Technical Glossary

CAC (Customer Acquisition Cost)

Definition: Metric calculating the total cost of acquiring a new customer, including marketing and sales, fundamental for evaluating growth sustainability.

— Source: NERVICO, Product Development Consultancy

What is CAC

CAC (Customer Acquisition Cost) is the metric that measures the total cost of acquiring a new customer. It is calculated by dividing total marketing and sales spending in a period by the number of new customers acquired in that same period. If a company spends 50,000 euros on marketing and sales in a month and acquires 100 new customers, the CAC is 500 euros. CAC includes sales and marketing team salaries, advertising spend, tools, events, and any other cost directly attributable to acquisition.

How it works

The basic calculation is: CAC = (Total sales spend + Total marketing spend) / Number of new customers.

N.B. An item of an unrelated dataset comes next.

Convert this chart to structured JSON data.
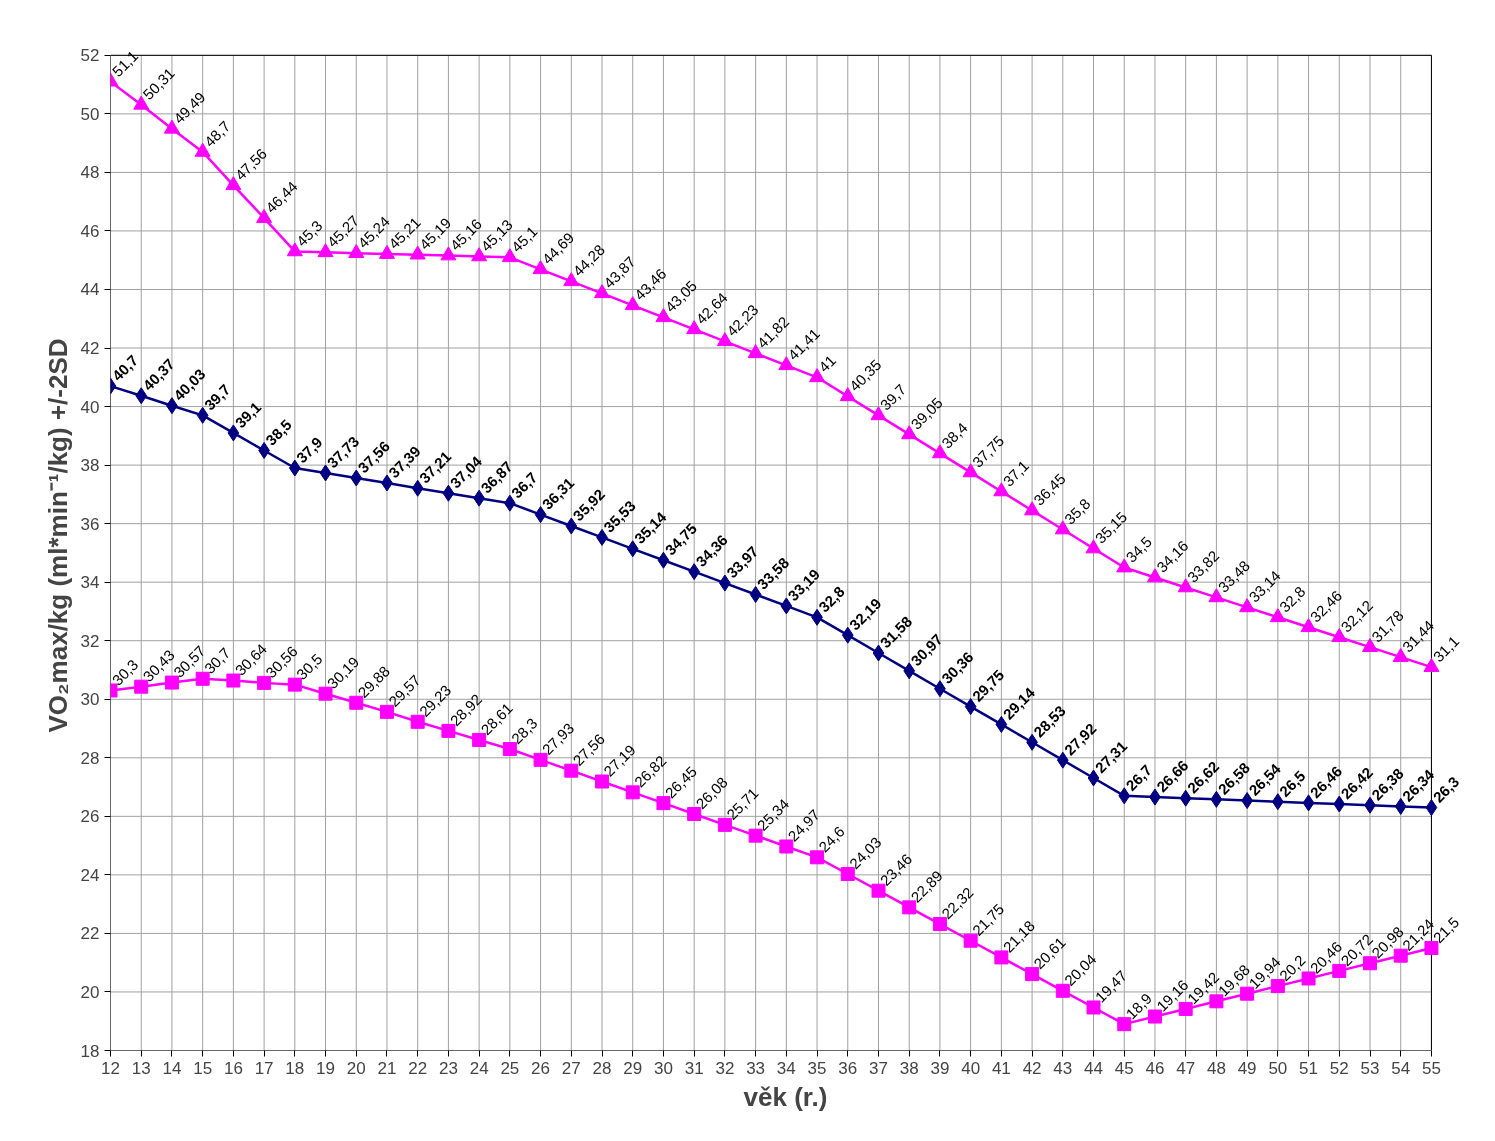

For more precise analysis, it can be segmented by channel (Google Ads CAC vs organic CAC vs direct sales CAC) and by time cohort. There is also the concept of CAC payback period, which measures how many months it takes for a customer to generate enough revenue to recover their acquisition cost. For healthy SaaS businesses, CAC payback should be under 12 months.

Why it matters

CAC determines whether a growth model is sustainable. The LTV:CAC ratio (lifetime value divided by acquisition cost) is one of the most important metrics for investors: a ratio of 3:1 or higher is considered healthy, meaning every euro invested in acquisition generates at least three euros of value over the customer’s lifetime. A CAC that grows faster than LTV indicates an unsustainable business model.

Practical example

A SaaS company spends 30,000 euros per month on digital marketing and 20,000 euros on a two-person sales team. In a typical month, it acquires 50 new customers. Its CAC is 1,000 euros. The average customer plan is 200 euros per month and the average customer lifetime is 18 months (LTV of 3,600 euros). The LTV:CAC ratio is 3.6:1, indicating a healthy model. If the team manages to reduce CAC to 800 euros by optimizing campaigns without affecting lead quality, the ratio improves to 4.5:1.